On the afternoon of Wednesday, the 23rd, there was a party. The small room was packed and afterwards the writer read three passages from his novel and invited the public to ask questions. A pleasant and substantive dialogue was struck up, where Padura, with his narrator’s gift, shared unpublished anecdotes.

Among these was how he came to be interested in the figure of Mercader. He confessed that when he was a student on the Isle of Youth, the son of Trotsky’s murderer was studying at the same school. Years later, in 1989, he had the opportunity to visit Culiacán, México, the house where the murder was committed. “There was a depressing, prison-like and Danteesque atmosphere.” He added that some months after his visit to the crime scene, the Berlin wall fell. And it was then that the doors opened to the beginning of an exhaustive investigation of Ramón Mercader.

But he found barely any facts. Then he had to let his imagination and logic take flight. According to the writer, Stalin, a textbook paranoid, ordered the burning of all the documentation regarding the preparations for the attack on his fiercest rival, Leon Trotski.

Despite the scarcity of information, the author of The Fog of Yesterday, obtained evidence that Mercader studied to be an assassin in the schools of the NKVD, the predecessor of the feared KGB, on the outskirts of Moscow and that after the crime, both Mercader and the official who directed him received the highest decoration of the Soviet State.
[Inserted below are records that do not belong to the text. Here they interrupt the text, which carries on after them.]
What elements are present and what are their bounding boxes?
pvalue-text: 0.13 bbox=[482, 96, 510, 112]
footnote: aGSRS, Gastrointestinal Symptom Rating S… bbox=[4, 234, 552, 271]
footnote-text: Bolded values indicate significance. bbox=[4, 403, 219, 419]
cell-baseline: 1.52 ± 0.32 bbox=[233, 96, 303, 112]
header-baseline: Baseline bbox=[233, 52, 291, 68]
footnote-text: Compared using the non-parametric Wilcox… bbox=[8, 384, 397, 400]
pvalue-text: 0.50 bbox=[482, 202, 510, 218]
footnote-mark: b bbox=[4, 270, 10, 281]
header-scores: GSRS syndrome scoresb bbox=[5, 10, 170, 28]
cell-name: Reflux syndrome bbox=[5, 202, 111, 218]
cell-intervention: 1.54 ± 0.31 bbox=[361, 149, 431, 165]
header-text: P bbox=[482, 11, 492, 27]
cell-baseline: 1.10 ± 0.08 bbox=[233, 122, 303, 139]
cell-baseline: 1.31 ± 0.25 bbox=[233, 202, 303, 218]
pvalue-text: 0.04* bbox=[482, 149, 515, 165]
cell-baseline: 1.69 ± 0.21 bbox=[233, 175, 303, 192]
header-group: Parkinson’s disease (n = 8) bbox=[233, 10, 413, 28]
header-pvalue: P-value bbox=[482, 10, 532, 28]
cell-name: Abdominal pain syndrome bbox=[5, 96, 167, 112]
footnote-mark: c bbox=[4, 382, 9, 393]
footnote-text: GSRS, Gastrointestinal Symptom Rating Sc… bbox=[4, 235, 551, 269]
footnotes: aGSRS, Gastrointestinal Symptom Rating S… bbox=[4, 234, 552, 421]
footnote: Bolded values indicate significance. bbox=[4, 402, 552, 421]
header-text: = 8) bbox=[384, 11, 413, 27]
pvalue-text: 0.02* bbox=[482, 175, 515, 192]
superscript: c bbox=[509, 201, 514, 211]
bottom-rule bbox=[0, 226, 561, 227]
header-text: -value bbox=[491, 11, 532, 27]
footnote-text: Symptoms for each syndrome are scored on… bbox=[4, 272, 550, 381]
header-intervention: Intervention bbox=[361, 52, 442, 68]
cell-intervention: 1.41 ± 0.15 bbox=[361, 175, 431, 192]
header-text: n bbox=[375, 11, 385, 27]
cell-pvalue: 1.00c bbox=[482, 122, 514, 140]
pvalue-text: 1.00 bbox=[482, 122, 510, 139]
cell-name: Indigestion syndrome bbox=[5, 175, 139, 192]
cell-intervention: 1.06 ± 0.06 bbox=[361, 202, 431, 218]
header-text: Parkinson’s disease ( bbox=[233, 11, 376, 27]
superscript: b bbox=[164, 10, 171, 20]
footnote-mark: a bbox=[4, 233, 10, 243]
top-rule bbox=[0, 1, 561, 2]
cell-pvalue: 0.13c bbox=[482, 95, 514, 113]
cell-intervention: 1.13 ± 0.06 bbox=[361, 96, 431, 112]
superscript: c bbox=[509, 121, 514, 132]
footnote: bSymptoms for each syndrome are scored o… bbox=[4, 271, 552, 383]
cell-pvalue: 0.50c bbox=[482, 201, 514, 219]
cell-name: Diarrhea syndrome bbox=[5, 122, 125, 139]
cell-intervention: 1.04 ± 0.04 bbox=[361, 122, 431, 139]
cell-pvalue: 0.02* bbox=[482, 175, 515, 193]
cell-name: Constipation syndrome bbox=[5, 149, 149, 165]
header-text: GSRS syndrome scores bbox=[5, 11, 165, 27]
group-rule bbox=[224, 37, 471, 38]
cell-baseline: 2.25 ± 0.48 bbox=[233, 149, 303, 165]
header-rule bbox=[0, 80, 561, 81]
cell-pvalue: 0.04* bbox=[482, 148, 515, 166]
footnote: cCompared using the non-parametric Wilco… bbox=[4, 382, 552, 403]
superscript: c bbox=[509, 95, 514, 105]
Without beating around the bush, during the whole colloquy, Padura made it clear that the perversions and horrors were not only Stalin’s but the Soviet system’s. A young writer who preferred to remain anonymous asked, at the end of the literary conversation, if Leonardo Padura, who in his work often makes none-too-subtle digs at the crisis of values in Cuban society, is paving the way to write his masterpiece on the figures and events of the Cuban Revolution.

Looking at his round, mixed-race face, adorned with a well-trimmed incipient beard, and with a voice tailor-made for storytelling, it seemed that his most important book is about to be written. We hope to hear good things from Leonardo Padura Fuentes.